Sofferenza, dicevo. C'è stato un momento iperbolico in cui sembrava che i cavilli burocratici ci avessero trascinato a un ingresso forzoso nel Castello di Kafka. "
Continuò dunque il cammino, ma era un cammino assai lungo. La strada infatti, cioè la strada principale del paese, non conduceva alla collina del Castello, ma soltanto nelle vicinanze; poi, come deliberatamente, descriveva una curva e sebbene non si allontanasse dal Castello non gli si avvicinava neppure", scriveva il grande scrittore ceco.
Ma penare tanto è valso la pena: per quanto possa suonare come un'esagerazione, l'arrivo del Capitano rappresenta un'autentica svolta nella storia della Lazio. Vediamone i motivi.
1. Il duo Lotito-Tare — sempre sotto l'accetta dei critici, in buona o in malafede, a torto o a ragione, non ci importa più — ce l'ha messa davvero tutta ed è riuscito a portare a casa un gran colpo, superando anche parametri economici prima impensabili e dando garanzie tecniche che manifestano un'intenzione seria.
2. È stata finalmente esorcizzata la maledizione Bielsa-Silva-Inzaghi, che induceva a pensare paranoicamente che il tanto desiderato salto di livello ci schifasse guardandoci dall'alto.
3. Si è data in questo modo una seria risposta al tifo dell'altra parte del Tevere, che dopo aver ingaggiato un presunto profeta portoghese si trova adesso a fare i conti, sull'altra sponda, con un tecnico di primissimo livello.
4. È una bella rivincita nei confronti di un certo tecnico lazialissimo (vedi sopra) che ha pensato – contento lui — di andare ad allenare una gloriosa società in svendita. E che non sa cosa sia l'atavico valore di una stretta di mano e delle cose dette in faccia o delle pugnalate date di fronte, non alle spalle. Buona fortuna, grandissimo stratega.
5. Sarri è vincente. E ha vinto non solo in Italia, ma anche all'estero. Ha un curriculum di tutto rispetto che parla per lui, ben più rilevante rispetto a tutti gli altri tecnici — alcuni dei quali hanno pur fatto bene — della Lazio dell'era Lotito.

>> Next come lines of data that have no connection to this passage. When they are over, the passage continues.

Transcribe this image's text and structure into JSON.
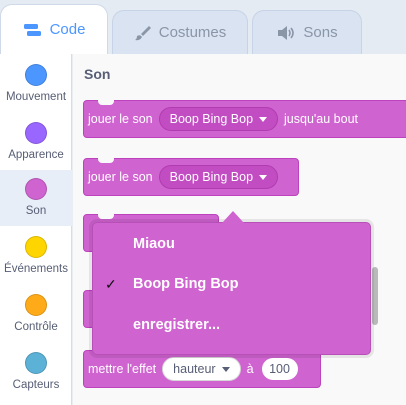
{
  "tabs": [
    {
      "label": "Code",
      "icon": "code-icon",
      "active": true
    },
    {
      "label": "Costumes",
      "icon": "brush-icon",
      "active": false
    },
    {
      "label": "Sons",
      "icon": "speaker-icon",
      "active": false
    }
  ],
  "categories": [
    {
      "label": "Mouvement",
      "color": "#4c97ff"
    },
    {
      "label": "Apparence",
      "color": "#9966ff"
    },
    {
      "label": "Son",
      "color": "#cf63cf",
      "selected": true
    },
    {
      "label": "Événements",
      "color": "#ffd500"
    },
    {
      "label": "Contrôle",
      "color": "#ffab19"
    },
    {
      "label": "Capteurs",
      "color": "#5cb1d6"
    }
  ],
  "palette": {
    "heading": "Son",
    "block1": {
      "prefix": "jouer le son",
      "sound": "Boop Bing Bop",
      "suffix": "jusqu'au bout"
    },
    "block2": {
      "prefix": "jouer le son",
      "sound": "Boop Bing Bop"
    },
    "block5": {
      "prefix": "mettre l'effet",
      "effect": "hauteur",
      "mid": "à",
      "value": "100"
    }
  },
  "dropdown": {
    "options": [
      {
        "label": "Miaou",
        "checked": false
      },
      {
        "label": "Boop Bing Bop",
        "checked": true
      },
      {
        "label": "enregistrer...",
        "checked": false
      }
    ],
    "check_mark": "✓"
  },
  "colors": {
    "sound": "#cf63cf",
    "accent": "#4c97ff"
  }
}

6. Sarri propone un gioco brillante, tatticamente sapiente. E per poter continuare a farlo ha chiesto ovviamente garanzie. Buon segno: vuol dire che le garanzie ci sono. Non chiede grandi nomi, ma nemmeno si accontenta di chicchessia. Evidentemente la nostra rosa è molto più quotata di quanto noi stessi (mi ci metto io per primo) siamo abituati a pensare e, dopo un doveroso filtro di giocatori decisamente meno quotati (ne abbiamo, come ne hanno tutte le squadre), ne arriveranno altri all'altezza.
7.
Last but not least,
Sarri alza l'asticella e definisce chiaramente i traguardi della Lazio: almeno un piazzamento stabile in Champions League. Una vittoria contro il sestopostismo, come ho letto in un intelligente post nel topic sul nuovo tecnico.

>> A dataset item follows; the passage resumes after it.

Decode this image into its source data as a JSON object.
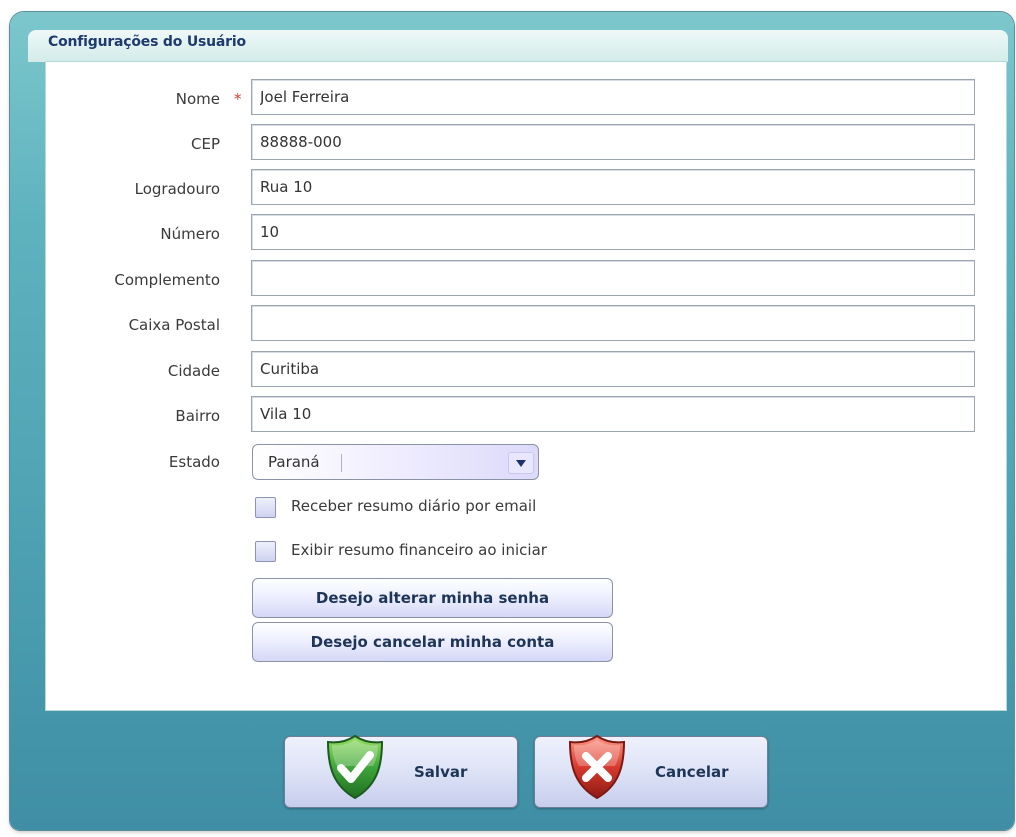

Tutto questo il tifo laziale lo ha percepito sin dall'inizio, magari inconsciamente, ed è per questo che i lunghi giorni che hanno preceduto l'arrivo del Comandante sono stati pregni di aspettative e ansie così intense come raramente se ne vedono: si sentiva il dolce aroma del cambio epocale, dell'ingresso in una nuova era.
Ma c'è di più: è anche un profilo poco "convenzionale", il tecnico toscano. C'è chi l'ha visto inappropriato per l'ingessato tifo laziale; c'è persino chi ha cercato di buttarla in politica (tanto per cambiare). Eppure, se facciamo un passo indietro nel passato, risalendo alla sua esperienza inglese, non dobbiamo scordare che in terra d'Albione era diventato un cult, con la sua tuta o la sua t-shirt e le cicche di sigarette in bocca per stemperare i nervi. Già, poi però il suo inglese — di altro livello rispetto al balbuziente "The cat is on the table" di altri allenatori nostrani — sorprendeva in conferenza stampa.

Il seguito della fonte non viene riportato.